The evidence as to the stick was presented only at the disputed second phase of the bench trial. The medical examiner testified the injuries to the vagina and abdominal wall were consistent with having been inflicted with an instrument such as State's Exhibit No. 2, that the injuries were serious, but not the cause of death. Appellant argues the injuries were inflicted after the death of the deceased.

The court made a separate written finding that the stick was a deadly weapon, but it did not, as in the finding as to the fist and hands, expressly order the finding as to the stick be incorporated in the formal judgment. The formal judgment made only a finding that "a" deadly weapon was used without identifying the weapon. We cannot conclude, under the circumstances of this case, that there was an affirmative finding in the formal judgment as to the stick so to meet the requirements of Article 42.12, § 15(b), V.A.C.C.P.

*91 The judgment will be ordered reformed to remove any finding as to "a deadly weapon."

Our holding eliminates the necessity of any future discussion as to appellant's grounds of error as to the findings of "deadly weapons." With the reformation of the judgment, there is no merit to appellant's claim the plea bargain was violated, or that he did not voluntarily plead guilty. Likewise his claims as to lack of notice in the indictment as to use of a deadly weapon, and the impropriety of the bifurcation of the bench trial are rendered moot.

The judgment, as reformed by deleting from the formal judgment of the trial court in F-81-610-J the finding as to a deadly weapon, is affirmed.[6]

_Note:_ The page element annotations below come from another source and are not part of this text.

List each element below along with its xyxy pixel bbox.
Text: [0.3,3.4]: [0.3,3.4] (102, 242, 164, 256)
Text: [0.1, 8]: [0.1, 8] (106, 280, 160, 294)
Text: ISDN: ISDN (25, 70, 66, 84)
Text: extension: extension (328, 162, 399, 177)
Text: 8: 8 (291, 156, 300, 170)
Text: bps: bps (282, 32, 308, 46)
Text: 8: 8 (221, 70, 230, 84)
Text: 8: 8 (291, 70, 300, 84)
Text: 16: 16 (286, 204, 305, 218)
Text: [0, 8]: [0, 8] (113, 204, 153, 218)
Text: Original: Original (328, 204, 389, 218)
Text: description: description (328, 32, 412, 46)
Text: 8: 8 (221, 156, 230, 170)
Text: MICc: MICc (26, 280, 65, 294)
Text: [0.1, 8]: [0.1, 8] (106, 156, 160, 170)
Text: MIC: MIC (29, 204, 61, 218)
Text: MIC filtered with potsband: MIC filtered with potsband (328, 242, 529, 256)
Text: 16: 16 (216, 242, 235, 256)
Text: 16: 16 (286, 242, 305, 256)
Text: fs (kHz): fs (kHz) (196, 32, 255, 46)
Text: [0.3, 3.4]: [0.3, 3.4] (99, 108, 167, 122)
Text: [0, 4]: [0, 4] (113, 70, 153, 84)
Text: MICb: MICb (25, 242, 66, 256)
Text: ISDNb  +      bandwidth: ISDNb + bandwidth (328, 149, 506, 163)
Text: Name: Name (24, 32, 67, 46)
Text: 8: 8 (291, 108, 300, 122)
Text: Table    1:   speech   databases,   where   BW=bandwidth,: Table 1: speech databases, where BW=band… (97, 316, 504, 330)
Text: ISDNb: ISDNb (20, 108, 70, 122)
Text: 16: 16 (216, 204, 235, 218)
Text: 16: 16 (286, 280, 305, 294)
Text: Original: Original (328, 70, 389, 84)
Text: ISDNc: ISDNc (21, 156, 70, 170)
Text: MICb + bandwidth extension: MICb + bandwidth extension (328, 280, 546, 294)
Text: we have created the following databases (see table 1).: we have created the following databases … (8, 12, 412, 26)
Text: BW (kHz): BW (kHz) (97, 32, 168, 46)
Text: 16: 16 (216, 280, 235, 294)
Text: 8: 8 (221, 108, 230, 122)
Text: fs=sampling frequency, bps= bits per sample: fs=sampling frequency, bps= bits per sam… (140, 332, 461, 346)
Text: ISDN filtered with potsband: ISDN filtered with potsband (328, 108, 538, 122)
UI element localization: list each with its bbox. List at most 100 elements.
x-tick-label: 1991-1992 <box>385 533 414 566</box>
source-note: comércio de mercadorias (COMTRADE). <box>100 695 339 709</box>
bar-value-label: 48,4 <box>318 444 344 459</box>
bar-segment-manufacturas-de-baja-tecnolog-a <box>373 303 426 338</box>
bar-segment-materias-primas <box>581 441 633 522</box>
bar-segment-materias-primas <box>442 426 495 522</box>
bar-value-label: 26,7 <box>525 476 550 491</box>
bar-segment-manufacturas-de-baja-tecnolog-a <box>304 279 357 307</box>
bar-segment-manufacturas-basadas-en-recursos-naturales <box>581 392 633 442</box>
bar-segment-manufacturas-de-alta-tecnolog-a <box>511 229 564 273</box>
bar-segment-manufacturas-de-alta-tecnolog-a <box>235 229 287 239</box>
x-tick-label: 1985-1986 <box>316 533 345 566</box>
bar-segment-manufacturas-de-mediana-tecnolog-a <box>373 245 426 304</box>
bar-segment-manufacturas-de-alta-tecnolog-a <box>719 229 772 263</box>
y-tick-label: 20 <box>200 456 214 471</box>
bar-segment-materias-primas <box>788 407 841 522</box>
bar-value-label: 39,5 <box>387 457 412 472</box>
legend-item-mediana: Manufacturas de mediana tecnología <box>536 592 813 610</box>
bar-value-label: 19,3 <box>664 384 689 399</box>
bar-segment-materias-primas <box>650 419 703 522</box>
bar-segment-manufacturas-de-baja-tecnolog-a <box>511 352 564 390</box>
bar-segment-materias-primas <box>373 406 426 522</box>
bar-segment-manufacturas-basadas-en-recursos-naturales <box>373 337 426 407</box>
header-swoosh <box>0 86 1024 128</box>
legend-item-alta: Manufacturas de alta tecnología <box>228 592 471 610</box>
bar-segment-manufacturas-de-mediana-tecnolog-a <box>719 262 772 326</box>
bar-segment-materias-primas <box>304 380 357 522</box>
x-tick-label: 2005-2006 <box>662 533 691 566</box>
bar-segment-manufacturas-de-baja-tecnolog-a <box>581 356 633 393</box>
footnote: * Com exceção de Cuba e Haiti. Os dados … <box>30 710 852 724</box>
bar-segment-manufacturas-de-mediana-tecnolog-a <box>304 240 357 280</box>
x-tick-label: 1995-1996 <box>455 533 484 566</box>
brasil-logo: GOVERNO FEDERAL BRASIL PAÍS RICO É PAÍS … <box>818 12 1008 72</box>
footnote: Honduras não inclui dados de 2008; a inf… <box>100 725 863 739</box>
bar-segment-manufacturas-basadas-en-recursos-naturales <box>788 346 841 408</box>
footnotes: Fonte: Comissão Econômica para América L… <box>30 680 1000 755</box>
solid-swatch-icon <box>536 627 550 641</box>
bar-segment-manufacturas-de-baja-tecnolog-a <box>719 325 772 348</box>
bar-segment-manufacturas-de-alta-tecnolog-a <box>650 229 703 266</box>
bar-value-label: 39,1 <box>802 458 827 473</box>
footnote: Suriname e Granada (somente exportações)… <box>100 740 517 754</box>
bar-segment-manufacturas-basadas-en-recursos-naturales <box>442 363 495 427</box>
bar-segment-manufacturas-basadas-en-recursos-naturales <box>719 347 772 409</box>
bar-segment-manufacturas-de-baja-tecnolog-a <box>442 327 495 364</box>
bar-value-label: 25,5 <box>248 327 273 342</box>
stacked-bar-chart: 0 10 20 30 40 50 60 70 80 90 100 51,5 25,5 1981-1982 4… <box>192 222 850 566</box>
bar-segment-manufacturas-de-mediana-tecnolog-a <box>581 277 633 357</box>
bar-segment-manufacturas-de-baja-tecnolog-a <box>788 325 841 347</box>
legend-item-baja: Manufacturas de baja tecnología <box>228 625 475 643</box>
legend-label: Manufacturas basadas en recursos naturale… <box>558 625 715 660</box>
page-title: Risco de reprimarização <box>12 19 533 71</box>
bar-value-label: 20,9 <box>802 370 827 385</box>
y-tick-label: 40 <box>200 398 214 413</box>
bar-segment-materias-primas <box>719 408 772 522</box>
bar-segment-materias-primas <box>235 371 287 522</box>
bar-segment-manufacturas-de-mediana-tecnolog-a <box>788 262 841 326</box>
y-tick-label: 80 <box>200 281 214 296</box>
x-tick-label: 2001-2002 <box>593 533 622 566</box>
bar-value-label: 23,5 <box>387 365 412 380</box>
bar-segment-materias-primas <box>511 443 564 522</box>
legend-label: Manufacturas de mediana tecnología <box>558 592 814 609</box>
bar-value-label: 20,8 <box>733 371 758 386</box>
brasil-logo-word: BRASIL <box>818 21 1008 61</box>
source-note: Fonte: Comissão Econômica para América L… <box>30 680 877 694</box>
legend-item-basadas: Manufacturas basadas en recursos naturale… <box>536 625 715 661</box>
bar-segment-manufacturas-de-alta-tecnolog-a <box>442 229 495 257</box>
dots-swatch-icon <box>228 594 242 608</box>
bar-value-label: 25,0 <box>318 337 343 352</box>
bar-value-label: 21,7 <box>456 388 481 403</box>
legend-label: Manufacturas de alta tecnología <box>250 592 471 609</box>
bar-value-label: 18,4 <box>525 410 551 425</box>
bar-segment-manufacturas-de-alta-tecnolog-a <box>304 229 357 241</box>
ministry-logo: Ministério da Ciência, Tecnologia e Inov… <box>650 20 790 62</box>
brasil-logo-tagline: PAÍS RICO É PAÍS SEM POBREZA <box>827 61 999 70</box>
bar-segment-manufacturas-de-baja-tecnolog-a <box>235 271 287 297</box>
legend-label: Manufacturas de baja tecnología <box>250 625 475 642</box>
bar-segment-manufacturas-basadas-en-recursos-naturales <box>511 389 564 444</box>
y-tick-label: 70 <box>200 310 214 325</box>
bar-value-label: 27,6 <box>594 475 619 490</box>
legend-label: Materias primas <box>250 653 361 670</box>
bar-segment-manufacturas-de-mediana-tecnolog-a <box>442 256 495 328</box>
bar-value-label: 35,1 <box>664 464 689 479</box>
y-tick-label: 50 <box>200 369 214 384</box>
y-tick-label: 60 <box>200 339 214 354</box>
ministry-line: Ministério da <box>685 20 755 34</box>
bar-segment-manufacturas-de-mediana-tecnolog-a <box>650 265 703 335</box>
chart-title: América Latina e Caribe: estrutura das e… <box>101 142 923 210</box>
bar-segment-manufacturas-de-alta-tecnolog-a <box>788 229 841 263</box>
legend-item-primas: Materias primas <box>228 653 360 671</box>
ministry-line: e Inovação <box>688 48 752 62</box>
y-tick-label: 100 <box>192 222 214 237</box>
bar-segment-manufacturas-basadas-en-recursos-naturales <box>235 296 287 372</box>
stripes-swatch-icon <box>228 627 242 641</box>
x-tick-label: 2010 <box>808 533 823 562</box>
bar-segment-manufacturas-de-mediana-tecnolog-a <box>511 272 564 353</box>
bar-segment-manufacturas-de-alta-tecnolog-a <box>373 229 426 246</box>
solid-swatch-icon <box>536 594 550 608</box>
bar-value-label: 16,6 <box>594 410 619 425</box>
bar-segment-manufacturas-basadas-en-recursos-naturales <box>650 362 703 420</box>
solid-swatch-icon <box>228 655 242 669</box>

[1] The sentence usually begins on the day imposed. The plea bargain agreement and trial court obviously meant that appellant was to be given credit on his sentence from August 18, 1980. There is no proper procedure to "back date" a sentence, though that phrase is often used.

[2] Dr. DiMaio testified the injuries were caused by some long, hard object.

[3] The trial court failed to make a finding as to "feet" as alleged in the indictment and the written judicial confession.

[4] In Limuel it was held that although a knife is not a deadly weapon per se, it can qualify as such through manner of its use, its size and shape and its capacity to produce death or serious bodily injury.

[5] There was no testimony as to relative size of the parties, the size and condition of the hands or fist, etc., or the manner used, etc.

[6] The clerk of the court is hereby directed to furnish a copy of this opinion to the Texas Department of Corrections and to the Texas Board of Pardons and Paroles.